SAFe® in Azure DevOps
This series is going to be a bit different from the rest. While the others tend to be brief and high-level, this one is going to go into some depth and be very specific. While the Scaled Agile Framework (SAFe®) doesn't cater to any specific tool and the Agile Manifesto values individuals and interactions over tools, tools are still useful things. Unless you're truly in a 100% co-located face to face environment, you're going to need a tool. One of the more popular options is Azure DevOps (ADO).
There are many ways to configure ADO, each with their own strength and weakness. This is one approach to setting ADO up for ARTs and Teams in a SAFe manner. If you have a better recommendation, please let us know!
This will be the first of several in this series. This article will start with a little overview and then configure the SAFe® Process in the tool. Later articles will cover topics like Iteration Paths, Area Paths, and Teams.
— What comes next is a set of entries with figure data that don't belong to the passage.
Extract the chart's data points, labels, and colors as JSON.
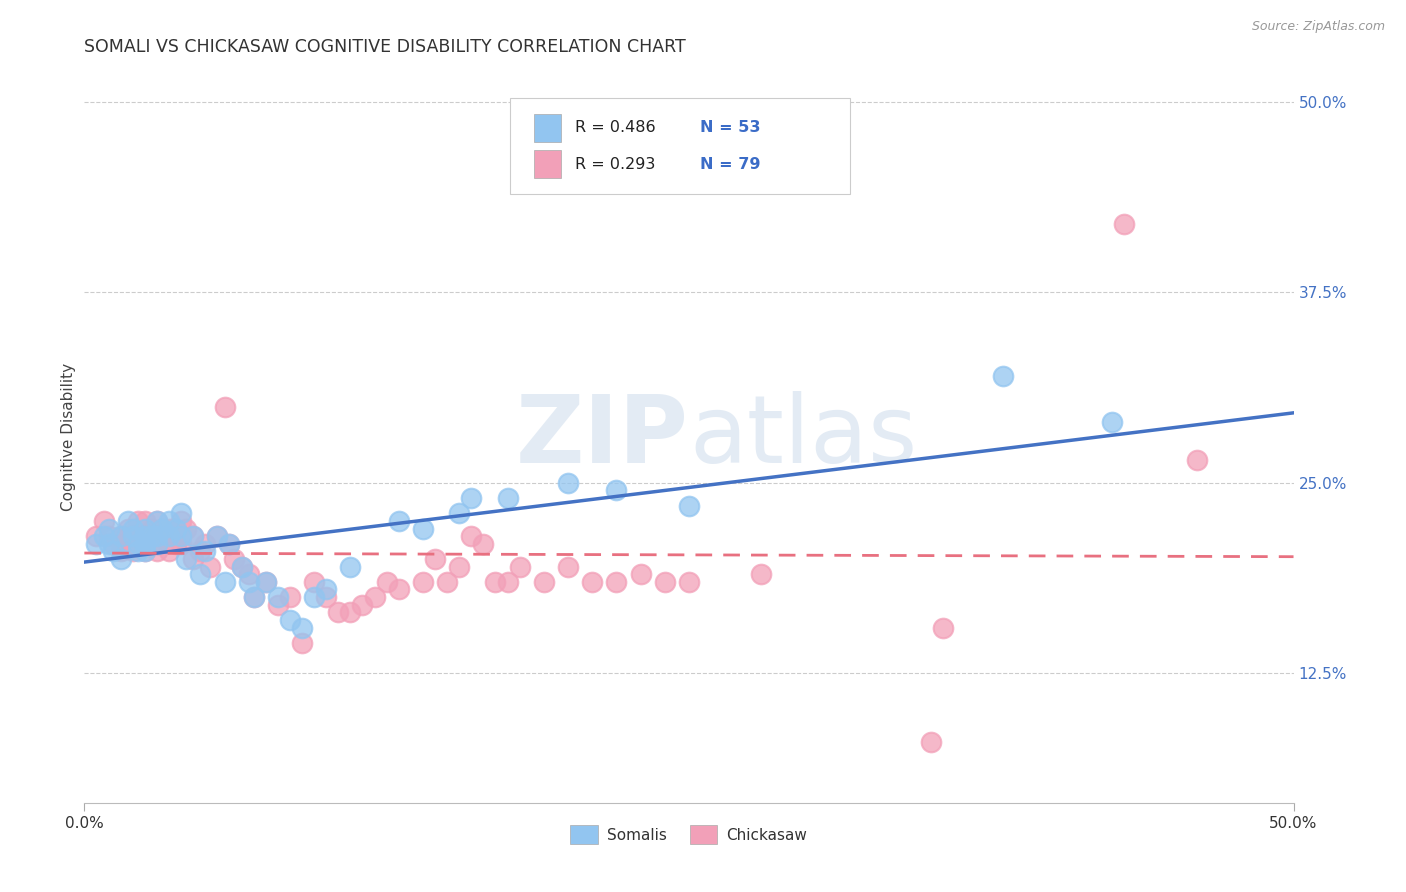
{
  "title": "SOMALI VS CHICKASAW COGNITIVE DISABILITY CORRELATION CHART",
  "source": "Source: ZipAtlas.com",
  "ylabel": "Cognitive Disability",
  "right_ytick_labels": [
    "12.5%",
    "25.0%",
    "37.5%",
    "50.0%"
  ],
  "right_ytick_vals": [
    0.125,
    0.25,
    0.375,
    0.5
  ],
  "xmin": 0.0,
  "xmax": 0.5,
  "ymin": 0.04,
  "ymax": 0.52,
  "somali_color": "#92C5F0",
  "chickasaw_color": "#F2A0B8",
  "somali_line_color": "#4472C4",
  "chickasaw_line_color": "#E87080",
  "somali_R": 0.486,
  "somali_N": 53,
  "chickasaw_R": 0.293,
  "chickasaw_N": 79,
  "legend_N_color": "#3B6CC7",
  "watermark_color": "#C8D8EA",
  "somali_scatter": [
    [
      0.005,
      0.21
    ],
    [
      0.008,
      0.215
    ],
    [
      0.01,
      0.22
    ],
    [
      0.01,
      0.21
    ],
    [
      0.012,
      0.205
    ],
    [
      0.015,
      0.215
    ],
    [
      0.015,
      0.2
    ],
    [
      0.018,
      0.225
    ],
    [
      0.02,
      0.22
    ],
    [
      0.02,
      0.215
    ],
    [
      0.022,
      0.21
    ],
    [
      0.022,
      0.205
    ],
    [
      0.025,
      0.22
    ],
    [
      0.025,
      0.215
    ],
    [
      0.025,
      0.21
    ],
    [
      0.025,
      0.205
    ],
    [
      0.028,
      0.215
    ],
    [
      0.03,
      0.225
    ],
    [
      0.03,
      0.215
    ],
    [
      0.03,
      0.21
    ],
    [
      0.032,
      0.22
    ],
    [
      0.035,
      0.225
    ],
    [
      0.035,
      0.215
    ],
    [
      0.038,
      0.22
    ],
    [
      0.04,
      0.23
    ],
    [
      0.04,
      0.215
    ],
    [
      0.042,
      0.2
    ],
    [
      0.045,
      0.215
    ],
    [
      0.048,
      0.19
    ],
    [
      0.05,
      0.205
    ],
    [
      0.055,
      0.215
    ],
    [
      0.058,
      0.185
    ],
    [
      0.06,
      0.21
    ],
    [
      0.065,
      0.195
    ],
    [
      0.068,
      0.185
    ],
    [
      0.07,
      0.175
    ],
    [
      0.075,
      0.185
    ],
    [
      0.08,
      0.175
    ],
    [
      0.085,
      0.16
    ],
    [
      0.09,
      0.155
    ],
    [
      0.095,
      0.175
    ],
    [
      0.1,
      0.18
    ],
    [
      0.11,
      0.195
    ],
    [
      0.13,
      0.225
    ],
    [
      0.14,
      0.22
    ],
    [
      0.155,
      0.23
    ],
    [
      0.16,
      0.24
    ],
    [
      0.175,
      0.24
    ],
    [
      0.2,
      0.25
    ],
    [
      0.22,
      0.245
    ],
    [
      0.25,
      0.235
    ],
    [
      0.38,
      0.32
    ],
    [
      0.425,
      0.29
    ]
  ],
  "chickasaw_scatter": [
    [
      0.005,
      0.215
    ],
    [
      0.008,
      0.225
    ],
    [
      0.01,
      0.215
    ],
    [
      0.012,
      0.21
    ],
    [
      0.015,
      0.215
    ],
    [
      0.015,
      0.205
    ],
    [
      0.018,
      0.22
    ],
    [
      0.018,
      0.215
    ],
    [
      0.02,
      0.215
    ],
    [
      0.02,
      0.21
    ],
    [
      0.02,
      0.205
    ],
    [
      0.022,
      0.225
    ],
    [
      0.022,
      0.215
    ],
    [
      0.022,
      0.21
    ],
    [
      0.025,
      0.225
    ],
    [
      0.025,
      0.215
    ],
    [
      0.025,
      0.21
    ],
    [
      0.025,
      0.205
    ],
    [
      0.028,
      0.22
    ],
    [
      0.028,
      0.215
    ],
    [
      0.03,
      0.225
    ],
    [
      0.03,
      0.215
    ],
    [
      0.03,
      0.21
    ],
    [
      0.03,
      0.205
    ],
    [
      0.032,
      0.22
    ],
    [
      0.032,
      0.215
    ],
    [
      0.035,
      0.22
    ],
    [
      0.035,
      0.215
    ],
    [
      0.035,
      0.205
    ],
    [
      0.038,
      0.215
    ],
    [
      0.038,
      0.21
    ],
    [
      0.04,
      0.225
    ],
    [
      0.04,
      0.215
    ],
    [
      0.04,
      0.21
    ],
    [
      0.042,
      0.22
    ],
    [
      0.045,
      0.215
    ],
    [
      0.045,
      0.2
    ],
    [
      0.048,
      0.205
    ],
    [
      0.05,
      0.21
    ],
    [
      0.052,
      0.195
    ],
    [
      0.055,
      0.215
    ],
    [
      0.058,
      0.3
    ],
    [
      0.06,
      0.21
    ],
    [
      0.062,
      0.2
    ],
    [
      0.065,
      0.195
    ],
    [
      0.068,
      0.19
    ],
    [
      0.07,
      0.175
    ],
    [
      0.075,
      0.185
    ],
    [
      0.08,
      0.17
    ],
    [
      0.085,
      0.175
    ],
    [
      0.09,
      0.145
    ],
    [
      0.095,
      0.185
    ],
    [
      0.1,
      0.175
    ],
    [
      0.105,
      0.165
    ],
    [
      0.11,
      0.165
    ],
    [
      0.115,
      0.17
    ],
    [
      0.12,
      0.175
    ],
    [
      0.125,
      0.185
    ],
    [
      0.13,
      0.18
    ],
    [
      0.14,
      0.185
    ],
    [
      0.145,
      0.2
    ],
    [
      0.15,
      0.185
    ],
    [
      0.155,
      0.195
    ],
    [
      0.16,
      0.215
    ],
    [
      0.165,
      0.21
    ],
    [
      0.17,
      0.185
    ],
    [
      0.175,
      0.185
    ],
    [
      0.18,
      0.195
    ],
    [
      0.19,
      0.185
    ],
    [
      0.2,
      0.195
    ],
    [
      0.21,
      0.185
    ],
    [
      0.22,
      0.185
    ],
    [
      0.23,
      0.19
    ],
    [
      0.24,
      0.185
    ],
    [
      0.25,
      0.185
    ],
    [
      0.28,
      0.19
    ],
    [
      0.35,
      0.08
    ],
    [
      0.355,
      0.155
    ],
    [
      0.43,
      0.42
    ],
    [
      0.46,
      0.265
    ]
  ]
}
For what it's worth, it took me under two hours to write this article, and that included not only executing all of the steps here but also taking the screen shots (sometimes multiple times) and writing what you see here. That isn't a lot of time for setting something up that can be used by your entire enterprise, so don't feel overwhelmed by all of the steps and pictures!
Let's talk about Agile tooling. In particular, let's look at SAFe® in Azure DevOps.
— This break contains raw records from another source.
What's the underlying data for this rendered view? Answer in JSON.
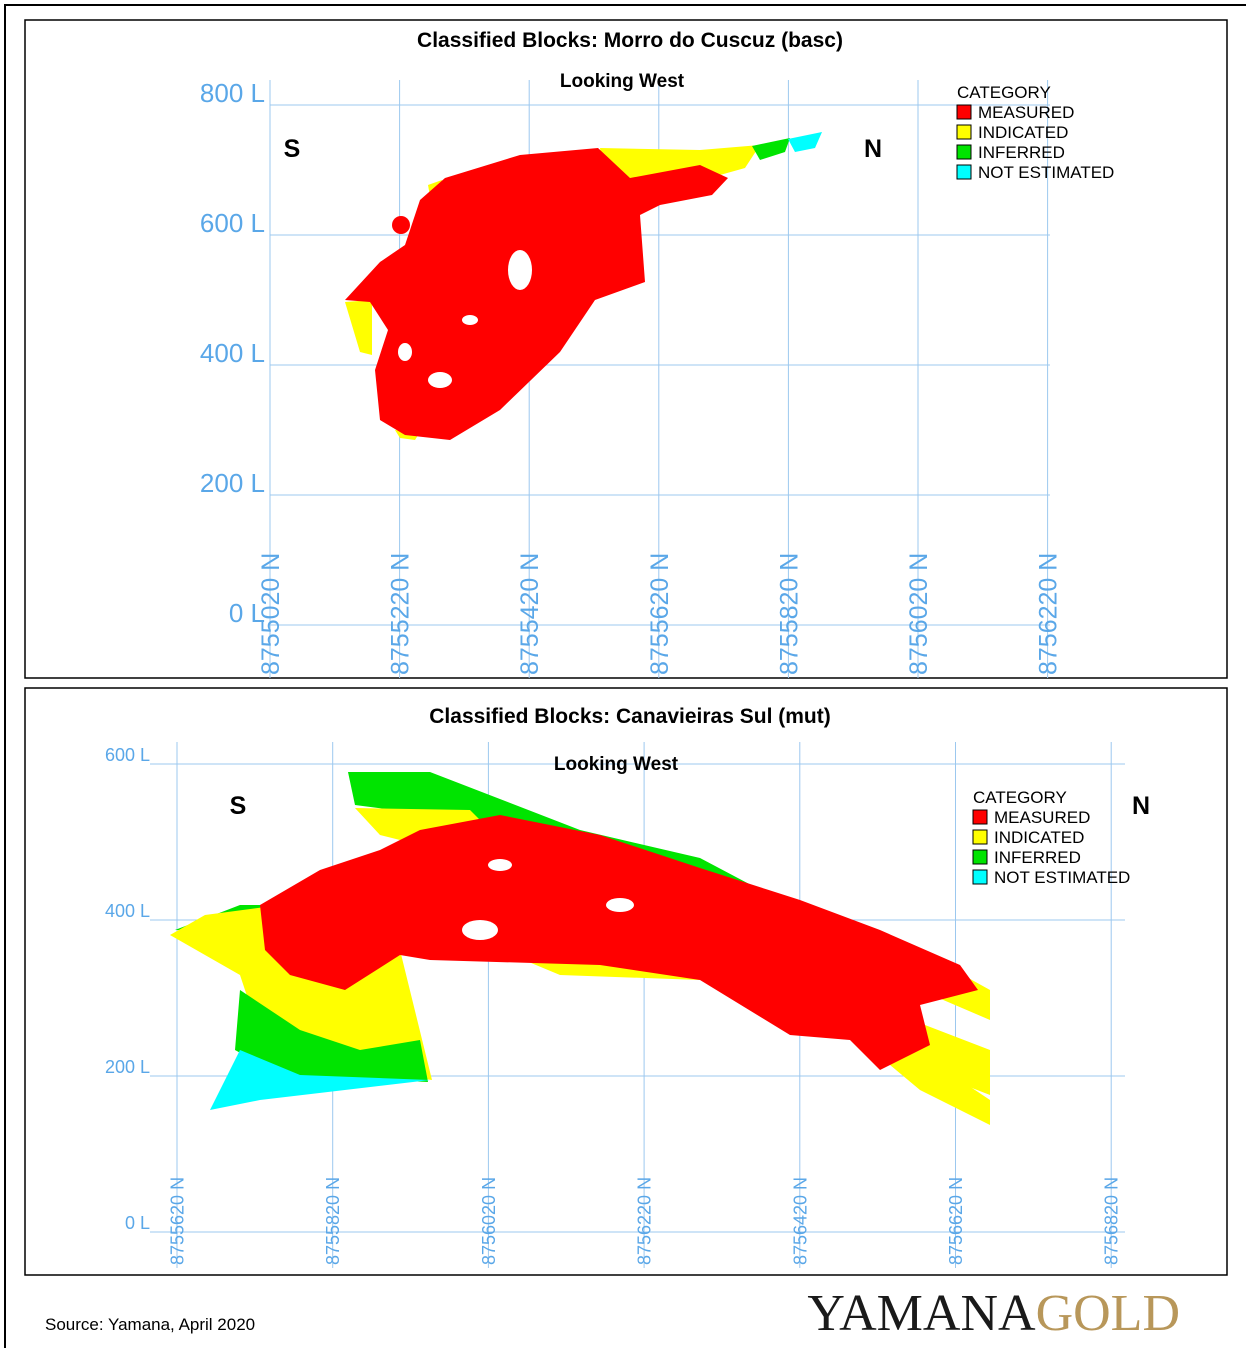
{
  "panels": [
    {
      "title": "Classified  Blocks: Morro do Cuscuz (basc)",
      "subtitle": "Looking West",
      "south": "S",
      "north": "N",
      "elevations": [
        "800 L",
        "600 L",
        "400 L",
        "200 L",
        "0 L"
      ],
      "northings": [
        "8755020 N",
        "8755220 N",
        "8755420 N",
        "8755620 N",
        "8755820 N",
        "8756020 N",
        "8756220 N"
      ],
      "legend": {
        "title": "CATEGORY",
        "items": [
          {
            "label": "MEASURED",
            "color": "#ff0000"
          },
          {
            "label": "INDICATED",
            "color": "#ffff00"
          },
          {
            "label": "INFERRED",
            "color": "#00e400"
          },
          {
            "label": "NOT ESTIMATED",
            "color": "#00ffff"
          }
        ]
      }
    },
    {
      "title": "Classified  Blocks: Canavieiras Sul (mut)",
      "subtitle": "Looking West",
      "south": "S",
      "north": "N",
      "elevations": [
        "600 L",
        "400 L",
        "200 L",
        "0 L"
      ],
      "northings": [
        "8755620 N",
        "8755820 N",
        "8756020 N",
        "8756220 N",
        "8756420 N",
        "8756620 N",
        "8756820 N"
      ],
      "legend": {
        "title": "CATEGORY",
        "items": [
          {
            "label": "MEASURED",
            "color": "#ff0000"
          },
          {
            "label": "INDICATED",
            "color": "#ffff00"
          },
          {
            "label": "INFERRED",
            "color": "#00e400"
          },
          {
            "label": "NOT ESTIMATED",
            "color": "#00ffff"
          }
        ]
      }
    }
  ],
  "source": "Source: Yamana, April 2020",
  "logo": {
    "part1": "YAMANA",
    "part2": "GOLD"
  }
}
In case you don't know, Azure DevOps is a sprawling tool with many potential addons and integrations. It's sort of Microsoft's Atlassian suite, especially when Sharepoint is used in a way that's analogous to Confluence. The Azure Boards functionality is, in many ways, a reasonable answer to Jira, and the pricing can be very comparable (although Test Plans can get expensive very quickly). ADO's approach to Boards isn't directly comparable to any of the other Agile Lifecycle Management tools. That is, it isn't a direct copy of Jira or Rally or digital.ai, although there are parts of it which will certainly be familiar to the users of those tools.
(Please note that people call the tool various things. Microsoft's site calls this module "Azure Boards." There are rumors of completely new branding in the next year or two. And Azure DevOps contains a large suite of tools, but most Agile people seem to refer to Boards as either ADO or AzDev even when they just mean the Boards functionality.)
Topics in this series will include building and configuring:
This is just one approach to configuring ADO for SAFe®. There are plenty of other options, and there isn't necessarily a "right" or "wrong" approach, but this is one that's been successful in a few places.
One nice thing about ADO is that you don't have to follow all of these steps to get going. It takes almost nothing at all for a single Agile team to start tracking its work in the tool. And when the time comes to scale, then you can follow these steps all at once or over time. And some of them, like Risks and PI Objectives, are truly optional, especially if you have something else that's already working for you.
While we've used several Microsoft articles to help create the configuration in this series, they do have some pretty good ones, including this specific one on SAFe in ADO. This series adds a few concepts which their article does not include and addresses a few "gotchas" which come from real world experience.